Winrock helped Kannitha another way, too, by inviting her and her mother to a Survivor’s Forum in September 2016. Though Kannitha didn’t know it at the time, she would meet her future husband there.

The bus station in Phnom Penh. In the last three years, the CTIP project has provided more than 1,700 people with transportation home or to a new community. Photo: Misty Keasler

Survivors’ Forums are multi-day events where victims gather to meet and support each other and learn about safe migration. This particular forum also became a matchmaking session — at least it did for two of the people there. Because at the same time that Kannitha and Sophea were working in Malaysia, a young man named Leap, 23, was on a fishing vessel off the coast of Thailand. He, too, had cast his lot with a broker who promised him high wages. But his boat was intercepted for fishing in Indonesian waters. The captain and crew were all arrested, and Leap spent two months in an Indonesian jail. The International Organization for Migration (then a Winrock partner) came to his aid, and he returned to Cambodia in March 2016. Later that year, he found himself at the same Survivor’s Forum Kannitha and Sophea were attending.

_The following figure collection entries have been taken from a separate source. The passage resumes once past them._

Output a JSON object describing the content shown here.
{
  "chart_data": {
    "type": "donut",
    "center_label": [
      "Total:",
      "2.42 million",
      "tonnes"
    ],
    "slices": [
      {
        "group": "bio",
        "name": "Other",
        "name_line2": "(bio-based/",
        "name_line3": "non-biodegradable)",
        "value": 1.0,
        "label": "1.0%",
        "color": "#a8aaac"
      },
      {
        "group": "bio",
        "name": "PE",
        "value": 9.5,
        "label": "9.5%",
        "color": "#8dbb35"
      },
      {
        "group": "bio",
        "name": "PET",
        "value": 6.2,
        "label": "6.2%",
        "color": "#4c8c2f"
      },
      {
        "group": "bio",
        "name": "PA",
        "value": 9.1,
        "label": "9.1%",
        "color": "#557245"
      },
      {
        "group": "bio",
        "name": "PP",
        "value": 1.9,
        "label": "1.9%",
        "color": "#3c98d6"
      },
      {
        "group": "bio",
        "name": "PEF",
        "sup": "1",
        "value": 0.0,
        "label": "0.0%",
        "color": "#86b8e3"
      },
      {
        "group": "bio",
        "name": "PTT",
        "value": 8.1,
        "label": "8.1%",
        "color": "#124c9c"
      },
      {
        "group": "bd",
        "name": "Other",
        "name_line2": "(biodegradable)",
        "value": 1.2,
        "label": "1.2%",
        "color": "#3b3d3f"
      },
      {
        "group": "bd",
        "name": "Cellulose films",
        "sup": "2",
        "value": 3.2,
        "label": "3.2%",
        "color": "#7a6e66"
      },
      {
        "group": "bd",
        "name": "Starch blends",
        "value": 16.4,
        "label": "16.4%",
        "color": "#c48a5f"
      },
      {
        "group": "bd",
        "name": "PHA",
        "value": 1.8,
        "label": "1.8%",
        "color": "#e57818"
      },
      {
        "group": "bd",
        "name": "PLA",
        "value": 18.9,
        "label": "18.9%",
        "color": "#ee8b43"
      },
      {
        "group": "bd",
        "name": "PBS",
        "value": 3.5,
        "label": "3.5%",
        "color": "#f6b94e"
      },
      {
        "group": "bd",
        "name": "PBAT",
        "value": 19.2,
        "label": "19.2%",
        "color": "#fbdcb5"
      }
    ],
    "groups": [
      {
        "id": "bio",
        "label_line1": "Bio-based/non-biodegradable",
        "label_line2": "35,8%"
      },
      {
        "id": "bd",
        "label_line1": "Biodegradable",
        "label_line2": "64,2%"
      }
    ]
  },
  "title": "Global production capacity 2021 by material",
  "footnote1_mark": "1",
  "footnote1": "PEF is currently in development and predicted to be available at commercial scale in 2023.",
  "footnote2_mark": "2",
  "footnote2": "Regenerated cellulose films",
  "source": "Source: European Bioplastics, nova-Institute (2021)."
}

If it wasn’t love at first sight, it was something very close for Kannitha and Leap. “We don’t use words. We use eyes,” Kannitha says, describing their immediate attraction. It was only later, after Leap had gotten Kannitha’s phone number from her mother, that the couple started getting to know each other. And they stayed in touch even when Kannitha moved to Phnom Penh to work. A year after meeting Kannitha, Leap was calling her mother again — this time to ask for permission to wed. (In Cambodia, it’s traditional to ask the mother rather than the father this question.)

Trafficking survivors Leap and Kannitha are facing the future together. Photo: Misty Keasler

The couple married in December 2017 and are expecting their first child in April. They are currently working at a brick factory and saving as much money as they can. They have big plans. “We want to have our own business, our own land,” Leap says.

As they were getting to know each other, Kannitha and Leap spoke of many things. But they didn’t discuss their trafficking ordeals until after they were married. “The experience was so tough, so difficult,” Kannitha says. “It still hurts, what I experienced in Malaysia.”

But now she has someone to share it with, someone who understands the pain. From something very bad came something very good. Now Kannitha and Leap are facing the future together.